A big drawback is that hydrogen poses an explosion risk. But the girls used one-way valves throughout the device as a safety measure.
The idea of using urine as fuel is not new. The girls have come up with a practical way to put the idea into action, though. Their method for using urine to power a generator is one the average household can appreciate.
Power generators are used far more often in Africa than here, where they are relegated more to emergency use, as in the aftermath of Hurricane Sandy. The Maker Faire Africa blog says power outages happen multiple times a day in Lagos, so all those who can afford a backup generator have one.
Still, technology needs to evolve further before such a system is feasible, at least as far as applications like powering generators go.
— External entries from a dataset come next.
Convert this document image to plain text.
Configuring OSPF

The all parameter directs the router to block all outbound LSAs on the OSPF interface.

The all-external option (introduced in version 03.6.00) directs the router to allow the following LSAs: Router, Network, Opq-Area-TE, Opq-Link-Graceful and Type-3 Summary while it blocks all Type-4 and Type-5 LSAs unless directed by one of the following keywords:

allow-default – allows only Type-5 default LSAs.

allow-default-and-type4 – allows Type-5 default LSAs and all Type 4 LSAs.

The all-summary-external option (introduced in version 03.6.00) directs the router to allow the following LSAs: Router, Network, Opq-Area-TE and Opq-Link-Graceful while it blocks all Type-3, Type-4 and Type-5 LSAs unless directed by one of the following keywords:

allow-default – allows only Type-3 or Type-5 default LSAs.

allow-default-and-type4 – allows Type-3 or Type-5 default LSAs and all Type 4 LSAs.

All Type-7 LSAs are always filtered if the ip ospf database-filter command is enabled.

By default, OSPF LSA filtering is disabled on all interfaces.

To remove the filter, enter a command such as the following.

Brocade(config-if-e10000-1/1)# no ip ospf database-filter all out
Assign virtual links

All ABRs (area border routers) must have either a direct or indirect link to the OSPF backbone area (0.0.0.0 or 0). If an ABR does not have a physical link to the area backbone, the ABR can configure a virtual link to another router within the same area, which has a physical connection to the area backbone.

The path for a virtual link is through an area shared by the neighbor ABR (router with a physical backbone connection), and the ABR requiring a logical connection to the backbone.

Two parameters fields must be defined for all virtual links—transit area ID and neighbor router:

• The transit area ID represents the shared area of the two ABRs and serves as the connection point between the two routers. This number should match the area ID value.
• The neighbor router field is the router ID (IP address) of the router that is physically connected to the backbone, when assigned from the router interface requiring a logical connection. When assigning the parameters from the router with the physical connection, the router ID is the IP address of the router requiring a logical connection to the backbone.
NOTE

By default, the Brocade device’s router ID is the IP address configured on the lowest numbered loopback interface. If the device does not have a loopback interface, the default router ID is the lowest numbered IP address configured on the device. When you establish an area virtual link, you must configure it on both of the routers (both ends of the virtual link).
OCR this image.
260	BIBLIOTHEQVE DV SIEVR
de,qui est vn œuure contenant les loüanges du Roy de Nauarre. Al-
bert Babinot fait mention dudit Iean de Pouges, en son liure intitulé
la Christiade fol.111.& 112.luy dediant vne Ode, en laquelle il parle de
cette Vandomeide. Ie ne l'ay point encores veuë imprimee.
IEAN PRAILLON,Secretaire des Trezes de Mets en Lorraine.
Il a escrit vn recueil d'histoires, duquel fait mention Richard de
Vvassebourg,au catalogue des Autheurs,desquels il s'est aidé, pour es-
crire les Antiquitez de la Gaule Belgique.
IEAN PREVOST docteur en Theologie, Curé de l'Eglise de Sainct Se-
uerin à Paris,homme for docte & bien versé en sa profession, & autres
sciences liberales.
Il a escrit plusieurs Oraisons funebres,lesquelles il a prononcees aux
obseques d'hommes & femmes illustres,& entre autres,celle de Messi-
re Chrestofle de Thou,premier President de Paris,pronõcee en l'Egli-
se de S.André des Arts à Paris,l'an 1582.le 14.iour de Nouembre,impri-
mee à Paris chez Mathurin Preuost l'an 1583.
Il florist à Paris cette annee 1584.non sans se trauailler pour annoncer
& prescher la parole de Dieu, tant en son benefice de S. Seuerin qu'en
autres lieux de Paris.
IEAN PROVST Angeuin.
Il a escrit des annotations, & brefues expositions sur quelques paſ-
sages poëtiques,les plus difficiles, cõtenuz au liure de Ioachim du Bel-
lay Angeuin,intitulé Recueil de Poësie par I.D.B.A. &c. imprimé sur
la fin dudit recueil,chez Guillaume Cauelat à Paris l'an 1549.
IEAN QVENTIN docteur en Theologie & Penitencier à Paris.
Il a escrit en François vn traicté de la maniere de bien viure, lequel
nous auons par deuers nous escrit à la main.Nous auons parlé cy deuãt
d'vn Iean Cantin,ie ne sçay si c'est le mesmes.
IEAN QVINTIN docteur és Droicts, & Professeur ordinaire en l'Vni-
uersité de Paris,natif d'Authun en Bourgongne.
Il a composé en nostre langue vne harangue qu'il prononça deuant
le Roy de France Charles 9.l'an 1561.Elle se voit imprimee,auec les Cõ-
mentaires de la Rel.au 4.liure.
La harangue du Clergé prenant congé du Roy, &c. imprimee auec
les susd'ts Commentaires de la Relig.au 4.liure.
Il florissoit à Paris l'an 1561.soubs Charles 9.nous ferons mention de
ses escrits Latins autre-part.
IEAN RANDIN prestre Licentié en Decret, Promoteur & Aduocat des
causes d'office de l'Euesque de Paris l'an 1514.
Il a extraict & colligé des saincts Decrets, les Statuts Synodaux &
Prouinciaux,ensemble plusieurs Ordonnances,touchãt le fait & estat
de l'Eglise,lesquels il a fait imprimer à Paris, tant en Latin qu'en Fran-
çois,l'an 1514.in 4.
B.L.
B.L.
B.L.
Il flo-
Gerardine Botte, a professor of chemical and biomolecular engineering at Ohio University, is among those working on practical ways to make urine into a more useful hydrogen source, essentially by turning power into a byproduct of wastewater treatment. She says it takes more energy to extract hydrogen from urine than you end up getting in return as electricity. The energy equation gets even more skewed by the inefficiency of the generator used in the girls’ project.
“At first glance, they’re not having a net gain in energy,” Botte says. “But I think it’s important to say that these little girls, trying to do something like this, deserve a lot of credit.”
The idea behind the humble urine-powered generator is along the lines of Botte’s own thinking, and her research is all about efficient ways to break urine down into its useful components.